Bioökonomie spielt im Lebensmittelsektor schon heute eine wichtige Rolle. Neue biobasierte Verfahren und Inhaltsstoffe haben die Ernährung vielseitiger, gesünder, preiswerter und nachhaltiger gemacht. Inhaltsstoffe wie etwa Omega-3-Fettsäuren oder Vitamine, die mit Hilfe der Biotechnologie hergestellt werden, sind hier genauso zu nennen wie neue Verpackungsformen und -materialien. „Lebensmitteltechnologie hat dazu geführt, dass unser Essen immer gesünder und sicherer geworden ist“, sagte Prof. Dr. Christine Lang, Vorsitzende des Bioökonomierates und Geschäftsführerin der Berliner Organobalance GmbH. Verbrauchern wird der Einsatz moderner Technologien jedoch selten als Vorteil vermittelt. Vielmehr zeigt die Werbung für Lebensmittel häufig ein realitätsfernes, geradezu romantisches Bild der Nahrungsmittelerzeugung. „Die Entfremdung des Verbrauchers vom Ursprung der Lebensmittel und ihrer Produktionswege schreitet weiter voran“, so Daniel. Dies bereitet gleichermaßen den Boden für Fehlverhalten wie für die Skandalisierung. Konsumentenverhalten ist von vielen Einflüssen bestimmt und hat vielfältige Konsequenzen für Umwelt und Gesundheit. So sind aufgrund globaler Warenströme unser Einkaufsverhalten und vor allem unser Fleischkonsum relevant für die Öko-, Wasser- und Klimabilanz; das gilt auch für das Wegwerfverhalten. Dies bedeutet aber nicht, dass regionale Produkte a priori die besseren Bilanzen aufweisen. Neben Bewegungsmangel sind die Ernährungsweise und Lebensmittelauswahl die wichtigsten Determinanten für die Gesundheit. Übergewicht und daraus resultierende Folgeerkrankungen belasten das Gesundheitssystem bereits heute stark.

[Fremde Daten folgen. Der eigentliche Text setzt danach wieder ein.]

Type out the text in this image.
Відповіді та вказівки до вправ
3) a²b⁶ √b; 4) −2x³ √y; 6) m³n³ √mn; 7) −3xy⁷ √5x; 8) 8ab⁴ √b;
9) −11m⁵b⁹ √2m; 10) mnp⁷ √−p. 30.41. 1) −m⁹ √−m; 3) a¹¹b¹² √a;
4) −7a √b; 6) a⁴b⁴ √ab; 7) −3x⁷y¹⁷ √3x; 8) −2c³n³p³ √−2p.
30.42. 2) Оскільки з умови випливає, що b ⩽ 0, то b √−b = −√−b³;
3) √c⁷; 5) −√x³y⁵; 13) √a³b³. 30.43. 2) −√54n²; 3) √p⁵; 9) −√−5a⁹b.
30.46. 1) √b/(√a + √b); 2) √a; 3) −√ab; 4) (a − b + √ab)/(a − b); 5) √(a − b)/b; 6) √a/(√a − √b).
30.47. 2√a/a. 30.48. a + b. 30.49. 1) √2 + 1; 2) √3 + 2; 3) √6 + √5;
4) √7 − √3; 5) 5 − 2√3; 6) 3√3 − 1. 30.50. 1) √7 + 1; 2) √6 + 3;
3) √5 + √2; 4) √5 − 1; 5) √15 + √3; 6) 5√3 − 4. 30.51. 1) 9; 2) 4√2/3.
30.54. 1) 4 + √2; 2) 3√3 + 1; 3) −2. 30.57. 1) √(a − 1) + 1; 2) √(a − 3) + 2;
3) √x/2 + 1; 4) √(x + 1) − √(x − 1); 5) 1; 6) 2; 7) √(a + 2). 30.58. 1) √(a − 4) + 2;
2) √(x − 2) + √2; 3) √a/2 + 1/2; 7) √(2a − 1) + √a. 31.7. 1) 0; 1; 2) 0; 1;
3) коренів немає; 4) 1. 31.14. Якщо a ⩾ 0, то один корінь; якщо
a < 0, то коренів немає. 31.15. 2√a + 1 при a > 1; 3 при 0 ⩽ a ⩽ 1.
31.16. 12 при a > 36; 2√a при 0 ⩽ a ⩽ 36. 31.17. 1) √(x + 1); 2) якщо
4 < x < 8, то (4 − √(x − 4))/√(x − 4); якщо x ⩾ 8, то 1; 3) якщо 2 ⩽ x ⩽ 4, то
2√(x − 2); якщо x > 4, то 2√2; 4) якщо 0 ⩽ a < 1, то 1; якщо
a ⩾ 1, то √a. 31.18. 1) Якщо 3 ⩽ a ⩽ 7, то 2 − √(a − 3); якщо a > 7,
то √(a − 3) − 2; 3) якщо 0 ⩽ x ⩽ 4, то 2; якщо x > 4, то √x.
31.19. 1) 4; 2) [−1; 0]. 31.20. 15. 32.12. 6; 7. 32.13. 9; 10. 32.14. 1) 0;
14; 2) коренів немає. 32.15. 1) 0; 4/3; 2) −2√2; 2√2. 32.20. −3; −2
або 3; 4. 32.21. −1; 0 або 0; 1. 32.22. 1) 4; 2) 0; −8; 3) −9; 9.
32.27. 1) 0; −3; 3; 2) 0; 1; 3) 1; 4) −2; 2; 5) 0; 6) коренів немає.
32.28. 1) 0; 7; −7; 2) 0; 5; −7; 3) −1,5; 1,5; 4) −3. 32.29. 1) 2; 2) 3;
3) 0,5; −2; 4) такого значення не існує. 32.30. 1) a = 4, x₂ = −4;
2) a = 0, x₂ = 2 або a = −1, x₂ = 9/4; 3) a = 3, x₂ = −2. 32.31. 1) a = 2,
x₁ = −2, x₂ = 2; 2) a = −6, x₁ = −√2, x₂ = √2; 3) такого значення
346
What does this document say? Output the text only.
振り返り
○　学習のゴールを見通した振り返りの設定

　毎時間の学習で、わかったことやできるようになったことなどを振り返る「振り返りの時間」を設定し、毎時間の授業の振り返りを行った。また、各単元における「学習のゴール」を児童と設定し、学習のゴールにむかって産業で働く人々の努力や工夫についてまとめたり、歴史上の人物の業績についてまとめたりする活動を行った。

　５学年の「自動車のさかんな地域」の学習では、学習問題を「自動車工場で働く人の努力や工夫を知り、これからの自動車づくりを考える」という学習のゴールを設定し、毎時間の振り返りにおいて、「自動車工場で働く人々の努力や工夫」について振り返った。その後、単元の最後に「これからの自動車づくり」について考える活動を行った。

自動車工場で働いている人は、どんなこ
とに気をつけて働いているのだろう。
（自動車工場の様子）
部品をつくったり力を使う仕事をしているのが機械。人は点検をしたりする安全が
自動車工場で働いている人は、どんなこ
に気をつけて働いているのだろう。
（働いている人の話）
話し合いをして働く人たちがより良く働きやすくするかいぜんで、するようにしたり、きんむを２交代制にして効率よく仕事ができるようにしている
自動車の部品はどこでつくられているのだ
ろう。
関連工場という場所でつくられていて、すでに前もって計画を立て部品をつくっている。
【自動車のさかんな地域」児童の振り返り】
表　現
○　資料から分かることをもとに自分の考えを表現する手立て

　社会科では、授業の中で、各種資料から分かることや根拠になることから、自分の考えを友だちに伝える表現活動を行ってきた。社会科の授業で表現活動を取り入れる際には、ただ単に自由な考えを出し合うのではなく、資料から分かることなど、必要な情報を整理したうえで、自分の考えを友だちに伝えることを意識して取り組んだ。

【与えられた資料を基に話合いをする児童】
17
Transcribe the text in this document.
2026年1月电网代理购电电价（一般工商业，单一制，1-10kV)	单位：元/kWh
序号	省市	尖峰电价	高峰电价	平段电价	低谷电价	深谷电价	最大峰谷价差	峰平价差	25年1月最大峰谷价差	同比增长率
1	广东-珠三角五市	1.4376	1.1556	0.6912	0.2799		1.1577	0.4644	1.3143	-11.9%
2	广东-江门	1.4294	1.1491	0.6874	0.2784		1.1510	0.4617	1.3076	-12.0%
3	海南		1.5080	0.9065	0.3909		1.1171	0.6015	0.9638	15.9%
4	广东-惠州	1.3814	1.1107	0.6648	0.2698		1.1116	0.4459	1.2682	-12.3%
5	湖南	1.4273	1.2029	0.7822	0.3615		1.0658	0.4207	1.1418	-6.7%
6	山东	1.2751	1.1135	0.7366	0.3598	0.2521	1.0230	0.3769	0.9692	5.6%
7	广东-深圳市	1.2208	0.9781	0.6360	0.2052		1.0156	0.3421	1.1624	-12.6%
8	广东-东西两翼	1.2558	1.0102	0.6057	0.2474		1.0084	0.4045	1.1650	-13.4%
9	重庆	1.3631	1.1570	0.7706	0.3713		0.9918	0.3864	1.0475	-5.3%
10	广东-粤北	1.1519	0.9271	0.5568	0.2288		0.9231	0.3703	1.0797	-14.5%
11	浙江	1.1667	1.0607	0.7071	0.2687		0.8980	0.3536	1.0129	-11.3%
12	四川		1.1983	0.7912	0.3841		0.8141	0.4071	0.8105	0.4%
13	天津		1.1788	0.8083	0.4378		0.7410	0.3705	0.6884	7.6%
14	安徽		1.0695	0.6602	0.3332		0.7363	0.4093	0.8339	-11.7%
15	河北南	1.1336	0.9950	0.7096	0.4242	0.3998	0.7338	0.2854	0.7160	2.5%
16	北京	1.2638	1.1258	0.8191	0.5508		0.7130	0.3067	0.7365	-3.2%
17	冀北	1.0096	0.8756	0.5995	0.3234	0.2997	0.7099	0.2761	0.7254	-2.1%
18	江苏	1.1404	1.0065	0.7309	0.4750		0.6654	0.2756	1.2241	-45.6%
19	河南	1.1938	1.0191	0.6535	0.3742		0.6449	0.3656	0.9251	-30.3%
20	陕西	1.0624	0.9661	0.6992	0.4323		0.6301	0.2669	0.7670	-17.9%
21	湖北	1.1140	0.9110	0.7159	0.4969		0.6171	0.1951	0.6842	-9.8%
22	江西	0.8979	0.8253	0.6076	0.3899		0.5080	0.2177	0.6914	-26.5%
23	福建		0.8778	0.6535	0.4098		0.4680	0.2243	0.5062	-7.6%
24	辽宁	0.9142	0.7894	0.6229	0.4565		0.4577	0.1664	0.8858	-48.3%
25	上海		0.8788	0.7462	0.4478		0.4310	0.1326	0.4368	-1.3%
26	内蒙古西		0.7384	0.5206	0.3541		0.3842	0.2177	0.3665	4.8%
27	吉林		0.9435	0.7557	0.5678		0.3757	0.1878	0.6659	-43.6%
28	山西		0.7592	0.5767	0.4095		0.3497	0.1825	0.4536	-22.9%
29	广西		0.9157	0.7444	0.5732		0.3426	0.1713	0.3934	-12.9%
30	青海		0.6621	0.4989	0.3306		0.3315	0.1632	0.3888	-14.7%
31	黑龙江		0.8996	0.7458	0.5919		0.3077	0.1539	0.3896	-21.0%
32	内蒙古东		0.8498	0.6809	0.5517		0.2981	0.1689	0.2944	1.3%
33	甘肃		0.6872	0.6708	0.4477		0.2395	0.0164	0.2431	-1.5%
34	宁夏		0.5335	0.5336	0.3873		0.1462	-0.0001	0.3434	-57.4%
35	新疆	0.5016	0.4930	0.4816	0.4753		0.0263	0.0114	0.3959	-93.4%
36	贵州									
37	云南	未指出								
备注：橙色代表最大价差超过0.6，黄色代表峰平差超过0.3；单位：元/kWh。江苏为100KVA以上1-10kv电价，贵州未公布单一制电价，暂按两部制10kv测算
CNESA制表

Die großen Herausforderungen der Zukunft bestehen im Lebensmittelsektor vor allem in der Ernährungssicherung vor dem Hintergrund einer wachsenden Weltbevölkerung. Hinzu kommt ein verschärfter Wettbewerb um Biomasse. Zur Lösung dieser Probleme bedarf es neuer Forschungsansätze im Kontext von Lebensmittelverzehr, Nachhaltigkeit, Gesundheit und gesellschaftlicher Werte. Politik, Wissenschaft und Zivilgesellschaft müssen hier in neuen Partnerschaften alltagswirksame Lösungsansätze erarbeiten. Die dazu notwendige öffentlich geförderte Konsum-, Verhaltens- und Kommunikationsforschung ist aber in Deutschland nur unzureichend entwickelt. Daher hat der Bioökonomierat im März ein Förderkonzept zum Themenfeld „Lebensmittel, Konsum & Ernährung“ vorgestellt und eine Reihe prioritärer Forschungsfragen identifiziert.

Die Diskussionsveranstaltung vom 10. April 2014 reiht sich in das Dialog-Konzept des Bioökonomierates ein. In Gesprächsrunden werden gesellschaftliche, wissenschaftliche und wirtschaftliche Aspekte der Bioökonomie diskutiert.